PHOENIX - A judge is expected to formally impose a life sentence on an Arizona woman convicted of fatally beating her husband with a hammer.

The purpose of Friday's hearing is to determine whether Marissa Devault (dehv-WAH') will spend the rest of her life in prison for the January 2009 killing of Dale Harrell or become eligible for parole after serving 25 years.

The jury that found Devault guilty of first-degree murder spared her the death penalty and instead imposed a life sentence.

Devault's attorneys are seeking the lesser sentence, arguing that their client has no criminal past, has deep remorse for the killing and sought counselling to understand why her actions were harmful. Her daughters are expected to ask Maricopa County Superior Court Judge Roland Steinle to impose the more lenient sentence.

It's unclear whether prosecutors are seeking the more severe sentence.

Prosecutors say Devault, 36, killed Harrell in a failed bid to collect on a life insurance policy to repay about $300,000 in loans from her boyfriend. Devault says she killed her husband in self-defence and told investigators he had physically and sexually abused her in the past.

Harrell, 34, died nearly a month later at a hospice because of complications from his head injuries.

The prosecutor said there were no records to support Devault's claim that she was sexually abused in the past, though Devault's children had testified that she and Harrell had hit each other in the past.

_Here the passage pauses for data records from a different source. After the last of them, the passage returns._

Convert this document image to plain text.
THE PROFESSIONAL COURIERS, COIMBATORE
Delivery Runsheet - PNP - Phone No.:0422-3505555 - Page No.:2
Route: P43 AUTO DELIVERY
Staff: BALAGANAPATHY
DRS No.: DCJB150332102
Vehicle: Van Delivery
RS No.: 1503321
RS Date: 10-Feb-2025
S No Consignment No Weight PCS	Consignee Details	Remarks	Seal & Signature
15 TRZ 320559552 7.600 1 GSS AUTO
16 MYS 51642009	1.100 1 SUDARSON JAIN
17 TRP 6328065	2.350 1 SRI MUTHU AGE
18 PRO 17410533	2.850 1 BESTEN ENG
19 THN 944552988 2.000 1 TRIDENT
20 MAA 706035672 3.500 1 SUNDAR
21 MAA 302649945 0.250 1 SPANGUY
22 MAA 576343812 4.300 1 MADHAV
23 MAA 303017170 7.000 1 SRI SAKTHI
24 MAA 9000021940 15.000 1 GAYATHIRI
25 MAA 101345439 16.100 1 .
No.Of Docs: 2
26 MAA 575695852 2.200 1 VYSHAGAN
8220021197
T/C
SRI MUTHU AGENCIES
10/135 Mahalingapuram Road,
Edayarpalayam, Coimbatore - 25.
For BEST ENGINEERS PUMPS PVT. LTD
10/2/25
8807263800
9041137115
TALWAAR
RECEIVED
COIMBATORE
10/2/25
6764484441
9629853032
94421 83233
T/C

Shortly after the attack, Devault told investigators Harrell attacked her as she slept in the couple's home in Gilbert and choked her until she was unconscious. She also told police that when she woke up, she saw another man who lived at their home beating Harrell with a hammer.

Devault later confessed to attacking her husband, saying she pummeled him in a rage as he slept after he sexually assaulted her.

During the sentencing phase of her trial, Devault spoke directly to jurors, sobbing as she said she was sorry for her actions and the pain she has caused Harrell's family and that her actions will always shadow her three daughters.

The key prosecution witness was Devault's former boyfriend, Allen Flores, a businessman who met Devault on a sugar-daddy dating website and loaned her about $300,000 during their two-year relationship.

Flores testified that Devault wanted to either hire someone to kill Harrell, or kill him herself and tell police he tried to rape her after a night of drinking.

Devault's attorneys attacked Flores' credibility, noting he was given an immunity agreement on child-pornography allegations in exchange for his testimony. The child pornography was found on Flores' computer during a search that was part of the murder investigation, authorities said.